Skin Removal Surgery After Weight Loss

Body contouring surgery may be able to get rid of loose, saggy skin from weight loss. Learn more here.

Medically reviewed in November 2022

Congratulations on losing weight! Unfortunately, your battle of the bulge may not be over just yet. That’s because substantial weight loss can leave behind loose, saggy skin that can make you feel self-conscious.

Enter body contouring surgery. Also known as skin removal surgery, body contouring surgery may be the last hurdle to overcome before you’re content with your looks.

Why get it done?
Body contouring surgery is elective; if you’re happy with your appearance, you don’t need it. But if you’ve lost a lot of weight in a short period of time—as can occur after weight loss surgery—the excess skin may be bothering you. Body contouring surgery is a way to remove excess skin so that you can feel better about your looks.
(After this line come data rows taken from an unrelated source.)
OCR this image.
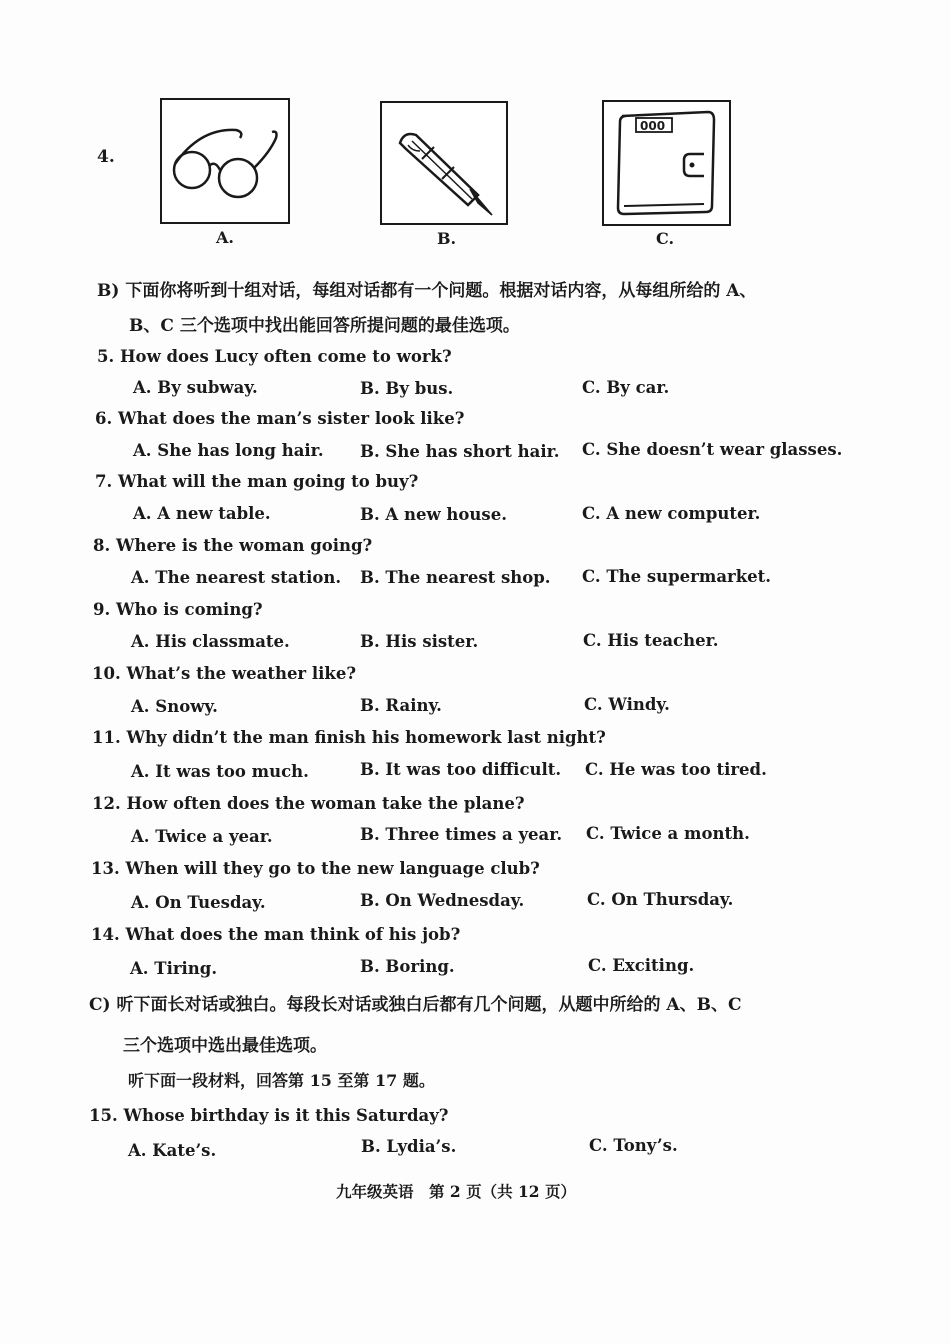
4.
A.	B.
000
C.
B) 下面你将听到十组对话，每组对话都有一个问题。根据对话内容，从每组所给的 A、
B、C 三个选项中找出能回答所提问题的最佳选项。
5. How does Lucy often come to work?
A. By subway.	B. By bus.	C. By car.
6. What does the man’s sister look like?
A. She has long hair. B. She has short hair. C. She doesn’t wear glasses.
7. What will the man going to buy?
A. A new table.	B. A new house.	C. A new computer.
8. Where is the woman going?
A. The nearest station. B. The nearest shop. C. The supermarket.
9. Who is coming?
A. His classmate.	B. His sister.	C. His teacher.
10. What’s the weather like?
A. Snowy.	B. Rainy.	C. Windy.
11. Why didn’t the man finish his homework last night?
A. It was too much.	B. It was too difficult. C. He was too tired.
12. How often does the woman take the plane?
A. Twice a year.	B. Three times a year. C. Twice a month.
13. When will they go to the new language club?
A. On Tuesday.	B. On Wednesday.	C. On Thursday.
14. What does the man think of his job?
A. Tiring.	B. Boring.	C. Exciting.
C) 听下面长对话或独白。每段长对话或独白后都有几个问题，从题中所给的 A、B、C
三个选项中选出最佳选项。
听下面一段材料，回答第 15 至第 17 题。
15. Whose birthday is it this Saturday?
A. Kate’s.	B. Lydia’s.	C. Tony’s.
九年级英语　第 2 页（共 12 页）
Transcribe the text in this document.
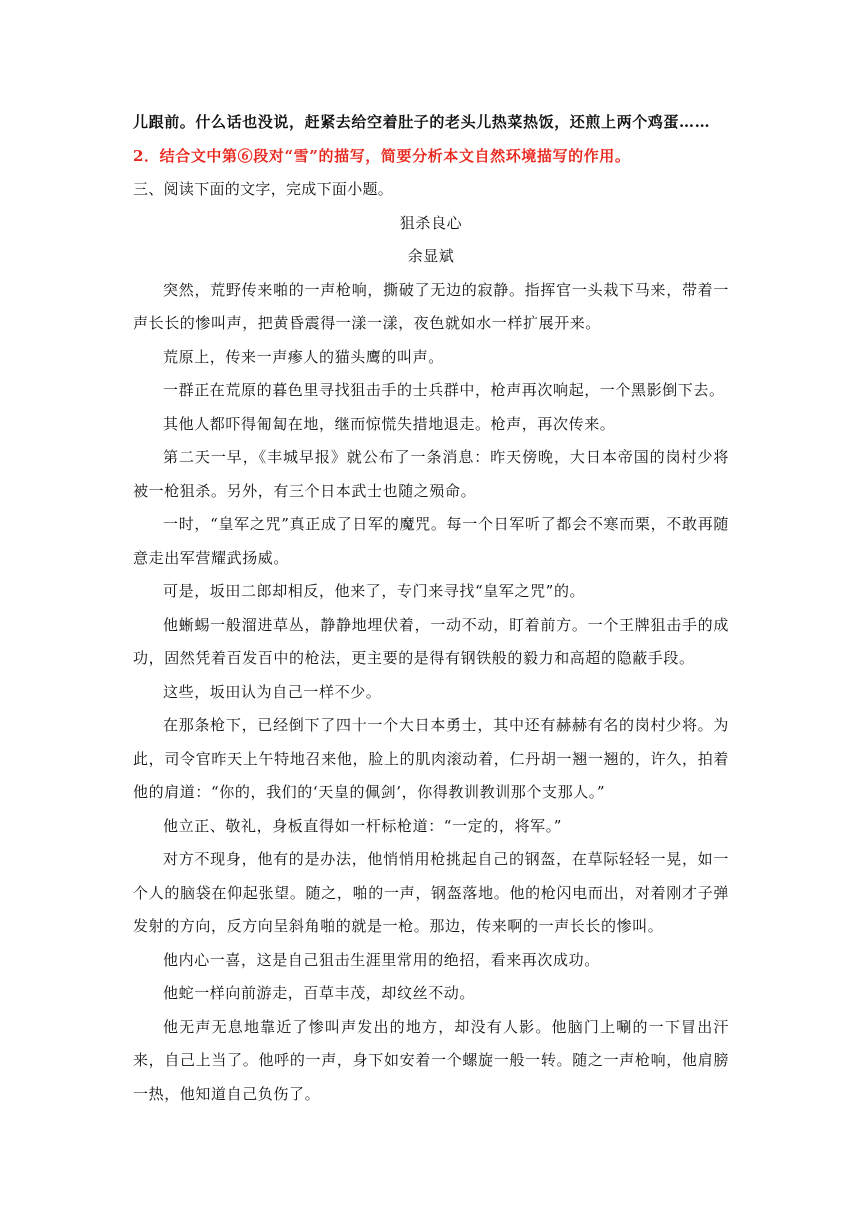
儿跟前。什么话也没说，赶紧去给空着肚子的老头儿热菜热饭，还煎上两个鸡蛋……

2．结合文中第⑥段对“雪”的描写，简要分析本文自然环境描写的作用。

三、阅读下面的文字，完成下面小题。

狙杀良心

余显斌

突然，荒野传来啪的一声枪响，撕破了无边的寂静。指挥官一头栽下马来，带着一声长长的惨叫声，把黄昏震得一漾一漾，夜色就如水一样扩展开来。

荒原上，传来一声瘆人的猫头鹰的叫声。

一群正在荒原的暮色里寻找狙击手的士兵群中，枪声再次响起，一个黑影倒下去。

其他人都吓得匍匐在地，继而惊慌失措地退走。枪声，再次传来。

第二天一早，《丰城早报》就公布了一条消息：昨天傍晚，大日本帝国的岗村少将被一枪狙杀。另外，有三个日本武士也随之殒命。

一时，“皇军之咒”真正成了日军的魔咒。每一个日军听了都会不寒而栗，不敢再随意走出军营耀武扬威。

可是，坂田二郎却相反，他来了，专门来寻找“皇军之咒”的。

他蜥蜴一般溜进草丛，静静地埋伏着，一动不动，盯着前方。一个王牌狙击手的成功，固然凭着百发百中的枪法，更主要的是得有钢铁般的毅力和高超的隐蔽手段。

这些，坂田认为自己一样不少。

在那条枪下，已经倒下了四十一个大日本勇士，其中还有赫赫有名的岗村少将。为此，司令官昨天上午特地召来他，脸上的肌肉滚动着，仁丹胡一翘一翘的，许久，拍着他的肩道：“你的，我们的‘天皇的佩剑’，你得教训教训那个支那人。”

他立正、敬礼，身板直得如一杆标枪道：“一定的，将军。”

对方不现身，他有的是办法，他悄悄用枪挑起自己的钢盔，在草际轻轻一晃，如一个人的脑袋在仰起张望。随之，啪的一声，钢盔落地。他的枪闪电而出，对着刚才子弹发射的方向，反方向呈斜角啪的就是一枪。那边，传来啊的一声长长的惨叫。

他内心一喜，这是自己狙击生涯里常用的绝招，看来再次成功。

他蛇一样向前游走，百草丰茂，却纹丝不动。

他无声无息地靠近了惨叫声发出的地方，却没有人影。他脑门上唰的一下冒出汗来，自己上当了。他呼的一声，身下如安着一个螺旋一般一转。随之一声枪响，他肩膀一热，他知道自己负伤了。
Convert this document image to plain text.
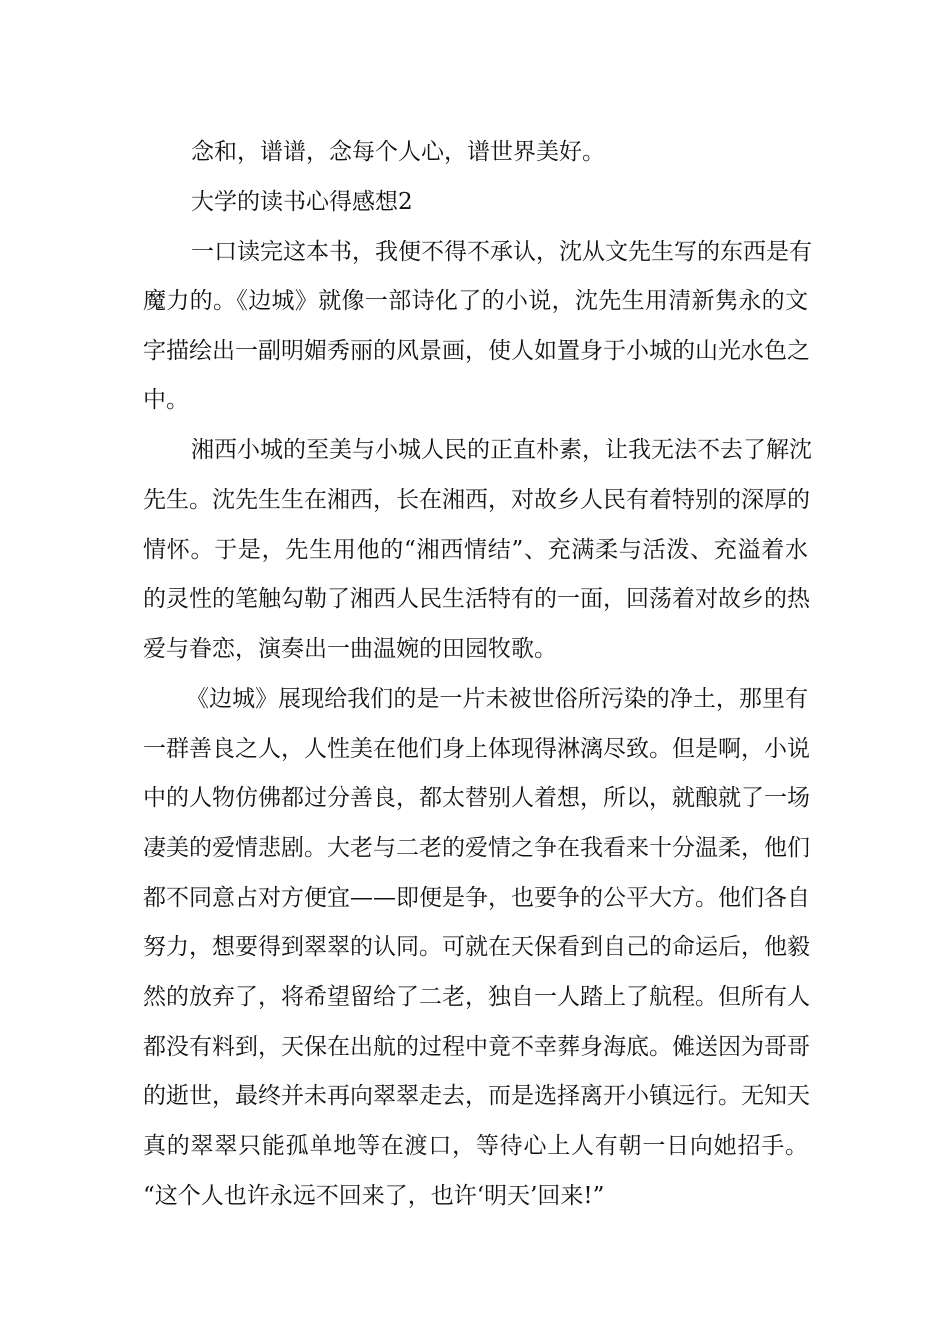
念和，谱谱，念每个人心，谱世界美好。
大学的读书心得感想2
一口读完这本书，我便不得不承认，沈从文先生写的东西是有
魔力的。《边城》就像一部诗化了的小说，沈先生用清新隽永的文
字描绘出一副明媚秀丽的风景画，使人如置身于小城的山光水色之
中。
湘西小城的至美与小城人民的正直朴素，让我无法不去了解沈
先生。沈先生生在湘西，长在湘西，对故乡人民有着特别的深厚的
情怀。于是，先生用他的“湘西情结”、充满柔与活泼、充溢着水
的灵性的笔触勾勒了湘西人民生活特有的一面，回荡着对故乡的热
爱与眷恋，演奏出一曲温婉的田园牧歌。
《边城》展现给我们的是一片未被世俗所污染的净土，那里有
一群善良之人，人性美在他们身上体现得淋漓尽致。但是啊，小说
中的人物仿佛都过分善良，都太替别人着想，所以，就酿就了一场
凄美的爱情悲剧。大老与二老的爱情之争在我看来十分温柔，他们
都不同意占对方便宜——即便是争，也要争的公平大方。他们各自
努力，想要得到翠翠的认同。可就在天保看到自己的命运后，他毅
然的放弃了，将希望留给了二老，独自一人踏上了航程。但所有人
都没有料到，天保在出航的过程中竟不幸葬身海底。傩送因为哥哥
的逝世，最终并未再向翠翠走去，而是选择离开小镇远行。无知天
真的翠翠只能孤单地等在渡口，等待心上人有朝一日向她招手。
“这个人也许永远不回来了，也许‘明天’回来!”
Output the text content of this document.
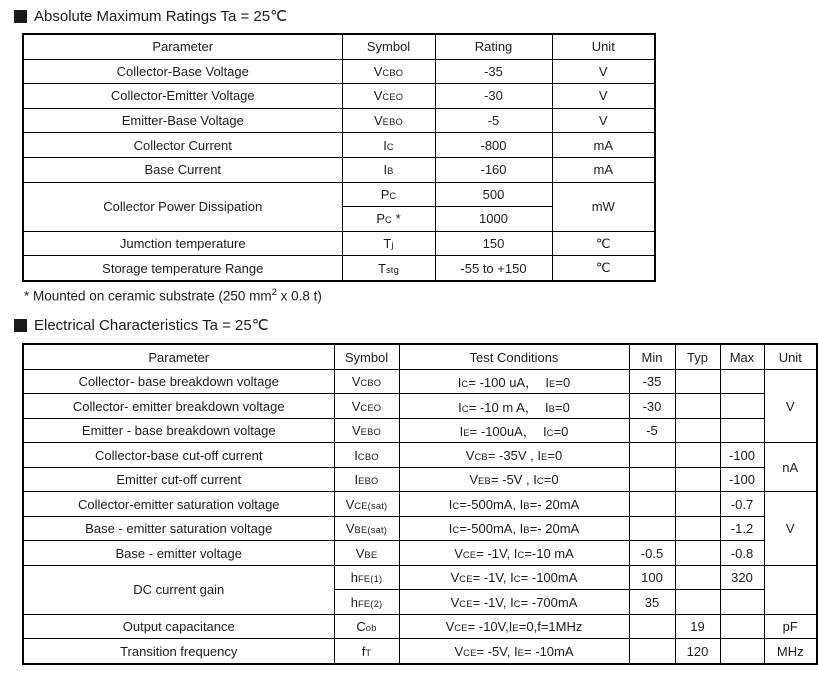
Absolute Maximum Ratings Ta = 25℃
Parameter	Symbol	Rating	Unit
Collector-Base Voltage	VCBO	-35	V
Collector-Emitter Voltage	VCEO	-30	V
Emitter-Base Voltage	VEBO	-5	V
Collector Current	IC	-800	mA
Base Current	IB	-160	mA
Collector Power Dissipation	PC	500	mW
	PC *	1000	
Jumction temperature	Tj	150	℃
Storage temperature Range	Tstg	-55 to +150	℃
* Mounted on ceramic substrate (250 $mm^2$ x 0.8 t)
Electrical Characteristics Ta = 25℃
Parameter	Symbol	Test Conditions	Min	Typ	Max	Unit
Collector- base breakdown voltage	VCBO	IC= -100 uA，  IE=0	-35			V
Collector- emitter breakdown voltage	VCEO	IC= -10 m A，  IB=0	-30			
Emitter - base breakdown voltage	VEBO	IE= -100uA，  IC=0	-5			
Collector-base cut-off current	ICBO	VCB= -35V , IE=0			-100	nA
Emitter cut-off current	IEBO	VEB= -5V , IC=0			-100	
Collector-emitter saturation voltage	VCE(sat)	IC=-500mA, IB=- 20mA			-0.7	V
Base - emitter saturation voltage	VBE(sat)	IC=-500mA, IB=- 20mA			-1.2	
Base - emitter voltage	VBE	VCE= -1V, IC=-10 mA	-0.5		-0.8	
DC current gain	hFE(1)	VCE= -1V, IC= -100mA	100		320	
	hFE(2)	VCE= -1V, IC= -700mA	35			
Output capacitance	Cob	VCE= -10V,IE=0,f=1MHz		19		pF
Transition frequency	fT	VCE= -5V, IE= -10mA		120		MHz
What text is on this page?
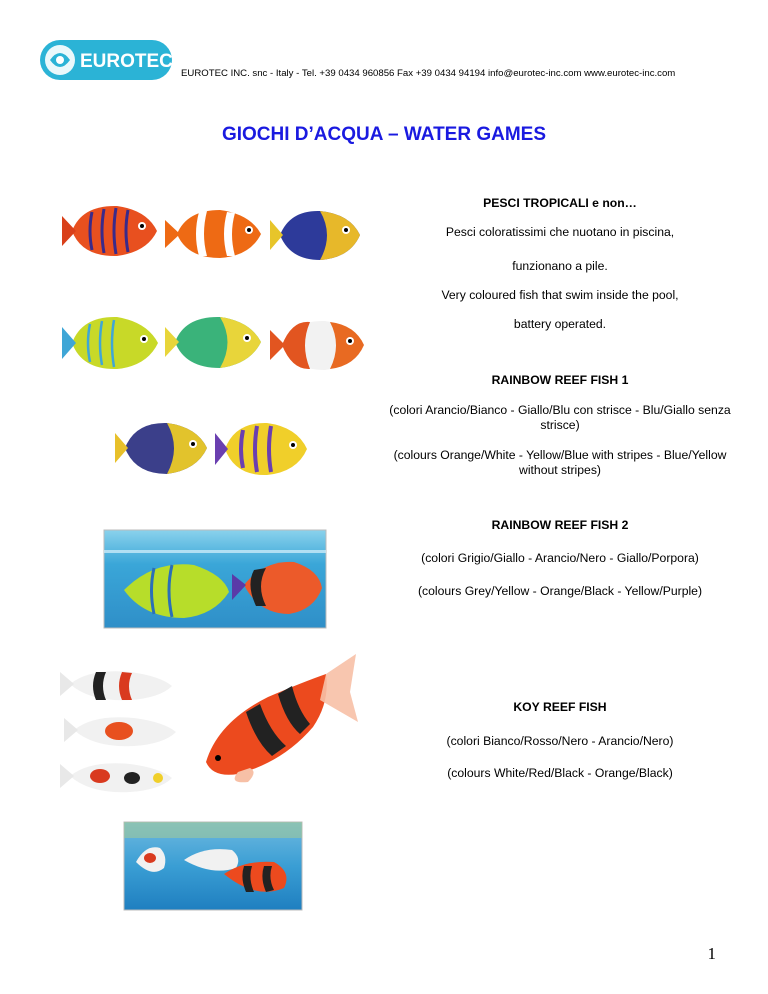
EUROTEC
EUROTEC INC. snc - Italy - Tel. +39 0434 960856 Fax +39 0434 94194 info@eurotec-inc.com www.eurotec-inc.com
GIOCHI D’ACQUA – WATER GAMES
PESCI TROPICALI e non…
Pesci coloratissimi che nuotano in piscina,
funzionano a pile.
Very coloured fish that swim inside the pool,
battery operated.
RAINBOW REEF FISH 1
(colori Arancio/Bianco - Giallo/Blu con strisce - Blu/Giallo senza strisce)
(colours Orange/White - Yellow/Blue with stripes - Blue/Yellow without stripes)
RAINBOW REEF FISH 2
(colori Grigio/Giallo - Arancio/Nero - Giallo/Porpora)
(colours Grey/Yellow - Orange/Black - Yellow/Purple)
KOY REEF FISH
(colori Bianco/Rosso/Nero - Arancio/Nero)
(colours White/Red/Black - Orange/Black)
1
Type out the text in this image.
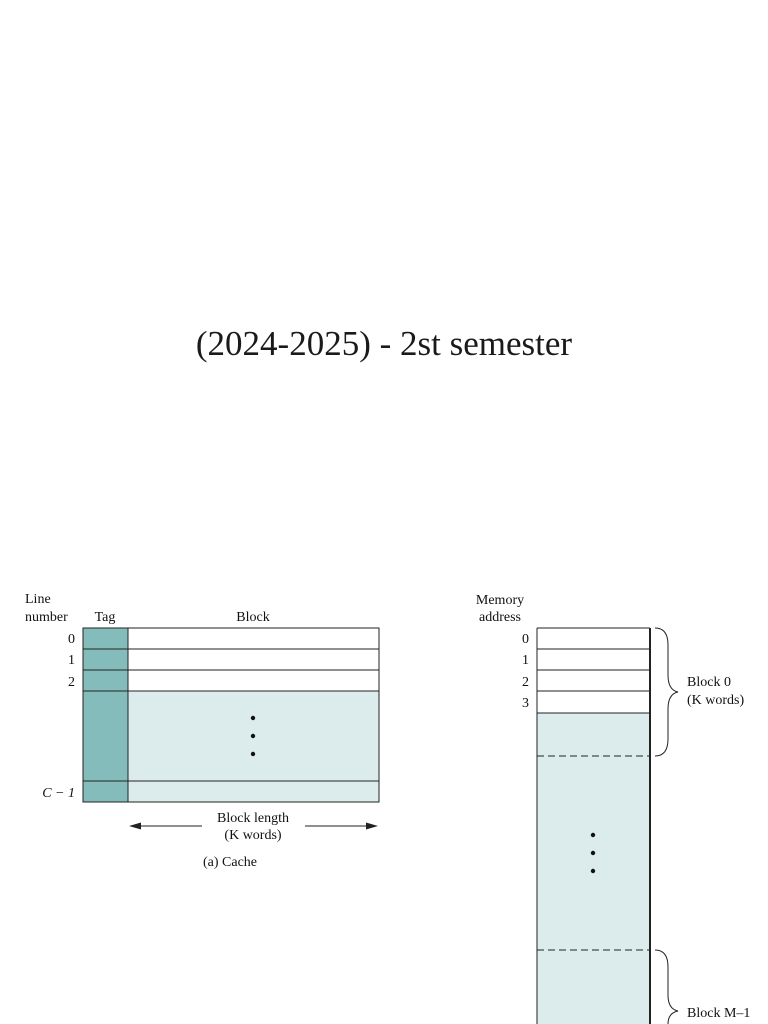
(2024-2025) - 2st semester
Line
number Tag	Block
0
1
2
C − 1
Block length
(K words)
(a) Cache
Memory
address
0
1
2
3
Block 0
(K words)
Block M–1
What areas of my body can be treated?
After substantial weight loss you can have excess skin in almost any area. Surgeons offer a variety of procedures, including:

  • Tummy tuck
  • Belt lipectomy (lower abdomen and back lift)
  • Brachioplasty (arm lift)
  • Face and neck lift
  • Inner thigh lift
  • Mastoplexy (breast lift)

How does it work?
It depends on which area of the body you’re working on, but all body contouring surgeries require an incision to remove excess skin and sutures to close the wounds. The procedures are performed under general anesthesia, so you are asleep during surgery. If you need more than one procedure, they will likely be done in stages, over a period of years to reduce complications and allow you time to heal properly. 

What are the risks?
Body contouring surgery, like all surgeries, has risks. They can include infection, blood clots, scars, and anesthesia complications. There is also a chance you may not be happy with the results – your skin may still be loose or asymmetrical, or the results might not meet your expectations.

How much does it cost?
Body contouring surgery can be expensive, and it’s usually not covered by insurance. Costs vary widely, depending on the type of procedure, the surgeon’s experience and your location. Make sure you understand the total cost of the procedure before you go under the knife.